Not surprisingly, at least to anyone who understood the service profit chain, the Clinic also had a serious employee engagement problem. When we commissioned Gallup to do an engagement survey in 2008, our scores were only in the 44th percentile of large healthcare systems.
To turn the situation around we launched a series of enterprise initiatives, some focused directly on the patient experience but many focused on improving employee engagement. For example, we changed our institutional language to refer to everyone at the Clinic as a “caregiver.” This reminded us in a small but important way that we were all in the value chain of delivering care and creating a safe, supportive experience for our patients and their families. Not just the physicians and nurses, but also the food service workers, the facilities staff, the people who transported patients around the hospital.
We also launched a new caregiver wellness program, a new caregiver recognition program, and significant upgrades to an array of benefit programs. Equally important was the gradual implementation of servant leader training for leaders at every level, from supervisors to top executives.
Servant Leadership, which I’ve discussed in other blog postings and journal articles, has been implemented in a wide array of customer-focused organizations, including such industry leaders as Southwest Airlines, Starbucks, Marriott, Toro, and Kaiser Permanente.

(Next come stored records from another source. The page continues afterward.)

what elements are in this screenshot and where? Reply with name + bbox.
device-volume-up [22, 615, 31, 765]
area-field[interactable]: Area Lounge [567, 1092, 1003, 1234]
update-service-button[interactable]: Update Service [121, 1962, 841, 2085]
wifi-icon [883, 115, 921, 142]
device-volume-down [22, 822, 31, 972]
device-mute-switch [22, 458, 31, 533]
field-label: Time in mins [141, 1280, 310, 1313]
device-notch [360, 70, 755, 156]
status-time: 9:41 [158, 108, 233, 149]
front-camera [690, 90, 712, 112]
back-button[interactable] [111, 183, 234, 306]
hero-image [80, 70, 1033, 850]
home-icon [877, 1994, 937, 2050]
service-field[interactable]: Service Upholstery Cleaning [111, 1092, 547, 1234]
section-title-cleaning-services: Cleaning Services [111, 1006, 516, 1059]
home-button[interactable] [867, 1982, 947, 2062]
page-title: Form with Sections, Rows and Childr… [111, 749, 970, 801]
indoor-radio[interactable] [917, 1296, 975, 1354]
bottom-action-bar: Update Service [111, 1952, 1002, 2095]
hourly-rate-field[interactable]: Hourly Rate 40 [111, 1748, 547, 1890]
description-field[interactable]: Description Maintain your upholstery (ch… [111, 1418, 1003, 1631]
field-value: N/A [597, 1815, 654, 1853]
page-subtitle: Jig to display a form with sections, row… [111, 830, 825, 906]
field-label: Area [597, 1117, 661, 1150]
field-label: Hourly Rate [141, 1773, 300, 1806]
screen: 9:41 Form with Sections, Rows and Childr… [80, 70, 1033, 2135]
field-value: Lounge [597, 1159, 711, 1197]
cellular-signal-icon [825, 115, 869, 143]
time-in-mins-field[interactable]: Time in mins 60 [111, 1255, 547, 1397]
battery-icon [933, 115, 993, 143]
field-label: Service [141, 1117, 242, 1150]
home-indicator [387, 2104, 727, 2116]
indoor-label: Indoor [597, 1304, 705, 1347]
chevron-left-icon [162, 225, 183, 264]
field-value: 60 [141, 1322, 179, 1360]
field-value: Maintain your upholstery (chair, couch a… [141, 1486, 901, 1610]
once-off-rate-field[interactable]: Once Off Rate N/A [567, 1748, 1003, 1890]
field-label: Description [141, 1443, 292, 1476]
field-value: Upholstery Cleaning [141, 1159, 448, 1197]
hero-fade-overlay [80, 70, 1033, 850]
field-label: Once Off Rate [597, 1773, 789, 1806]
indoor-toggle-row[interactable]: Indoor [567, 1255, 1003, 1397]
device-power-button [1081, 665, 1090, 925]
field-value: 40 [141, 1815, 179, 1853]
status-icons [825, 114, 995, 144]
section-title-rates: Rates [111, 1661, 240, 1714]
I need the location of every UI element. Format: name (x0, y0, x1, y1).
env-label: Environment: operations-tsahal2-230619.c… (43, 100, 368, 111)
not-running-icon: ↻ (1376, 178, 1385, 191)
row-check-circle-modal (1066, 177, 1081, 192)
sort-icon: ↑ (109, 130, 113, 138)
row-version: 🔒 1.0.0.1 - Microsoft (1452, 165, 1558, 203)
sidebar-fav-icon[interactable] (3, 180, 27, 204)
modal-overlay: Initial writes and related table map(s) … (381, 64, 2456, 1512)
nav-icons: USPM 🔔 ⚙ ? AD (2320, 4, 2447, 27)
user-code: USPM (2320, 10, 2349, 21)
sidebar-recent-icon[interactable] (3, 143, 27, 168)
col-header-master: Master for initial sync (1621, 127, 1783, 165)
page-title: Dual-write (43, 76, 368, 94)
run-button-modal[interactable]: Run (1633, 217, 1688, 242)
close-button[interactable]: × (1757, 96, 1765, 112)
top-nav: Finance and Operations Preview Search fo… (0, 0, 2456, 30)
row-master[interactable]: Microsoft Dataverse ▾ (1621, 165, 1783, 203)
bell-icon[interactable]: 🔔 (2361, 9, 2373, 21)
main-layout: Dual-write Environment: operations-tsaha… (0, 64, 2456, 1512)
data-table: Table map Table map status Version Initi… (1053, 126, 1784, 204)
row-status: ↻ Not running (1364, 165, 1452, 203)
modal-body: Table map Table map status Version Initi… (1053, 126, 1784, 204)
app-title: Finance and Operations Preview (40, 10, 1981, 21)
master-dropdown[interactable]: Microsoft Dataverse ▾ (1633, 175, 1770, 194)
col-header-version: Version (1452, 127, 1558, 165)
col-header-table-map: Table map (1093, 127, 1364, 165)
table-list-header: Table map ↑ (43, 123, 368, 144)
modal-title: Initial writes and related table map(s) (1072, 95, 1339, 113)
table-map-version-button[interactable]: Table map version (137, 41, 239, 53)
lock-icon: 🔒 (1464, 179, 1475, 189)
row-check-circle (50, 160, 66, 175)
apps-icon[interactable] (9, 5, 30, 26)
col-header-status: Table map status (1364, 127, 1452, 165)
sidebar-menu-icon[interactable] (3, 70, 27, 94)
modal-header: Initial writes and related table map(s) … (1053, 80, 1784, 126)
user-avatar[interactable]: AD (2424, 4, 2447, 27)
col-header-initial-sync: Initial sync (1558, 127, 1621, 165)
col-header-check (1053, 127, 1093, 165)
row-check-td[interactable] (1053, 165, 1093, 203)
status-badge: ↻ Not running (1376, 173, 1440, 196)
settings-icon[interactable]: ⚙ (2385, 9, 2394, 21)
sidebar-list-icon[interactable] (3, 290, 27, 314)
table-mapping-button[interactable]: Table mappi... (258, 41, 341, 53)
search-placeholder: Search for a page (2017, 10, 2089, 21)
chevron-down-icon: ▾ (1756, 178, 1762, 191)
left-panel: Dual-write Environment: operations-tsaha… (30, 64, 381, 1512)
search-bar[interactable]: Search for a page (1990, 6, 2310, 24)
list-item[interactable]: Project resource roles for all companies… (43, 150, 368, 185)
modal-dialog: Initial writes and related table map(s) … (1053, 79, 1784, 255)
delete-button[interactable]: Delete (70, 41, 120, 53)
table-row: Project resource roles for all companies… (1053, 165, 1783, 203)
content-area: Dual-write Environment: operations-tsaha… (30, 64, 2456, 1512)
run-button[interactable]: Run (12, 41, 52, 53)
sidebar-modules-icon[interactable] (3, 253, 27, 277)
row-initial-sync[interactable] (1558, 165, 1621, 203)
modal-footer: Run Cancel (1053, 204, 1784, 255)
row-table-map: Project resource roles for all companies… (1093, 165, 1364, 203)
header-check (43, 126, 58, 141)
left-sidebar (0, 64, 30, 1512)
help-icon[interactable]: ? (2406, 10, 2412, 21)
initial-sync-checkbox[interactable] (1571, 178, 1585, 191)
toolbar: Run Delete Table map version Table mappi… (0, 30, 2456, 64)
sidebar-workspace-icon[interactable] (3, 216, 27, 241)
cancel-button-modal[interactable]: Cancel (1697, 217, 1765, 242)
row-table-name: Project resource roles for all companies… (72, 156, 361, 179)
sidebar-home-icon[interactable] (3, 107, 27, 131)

Compared to command-and-control leadership, servant leadership emphasizes moral authority rather than position power.
To help us transition to servant leadership, we worked closely with Ken Jennings and his Third River Partners organization. In Ken’s words, servant leaders—or in his language, serving leaders—“upend the pyramid, build on strengths, raise the bar, blaze the trail, and run to great purpose.”
Servant leaders put the enterprise and their people first in everything they do. They find ways to empower others. They focus on removing the barriers that prevent others from succeeding. They listen more and talk less. In short, servant leaders are caring leaders.
What did all this achieve at Cleveland Clinic? As these initiatives took hold and became embedded in the culture, caregiver engagement rose to the 87th percentile, and patient satisfaction rose in direct parallel.
So let me lay it out one more time: business success depends on customer loyalty, which depends on high levels of customer satisfaction, which depend on high levels of employee performance, which in turn depend on high levels of employee engagement. And that depends on caring leadership.
Now ask yourself: what is your organization doing to connect those dots?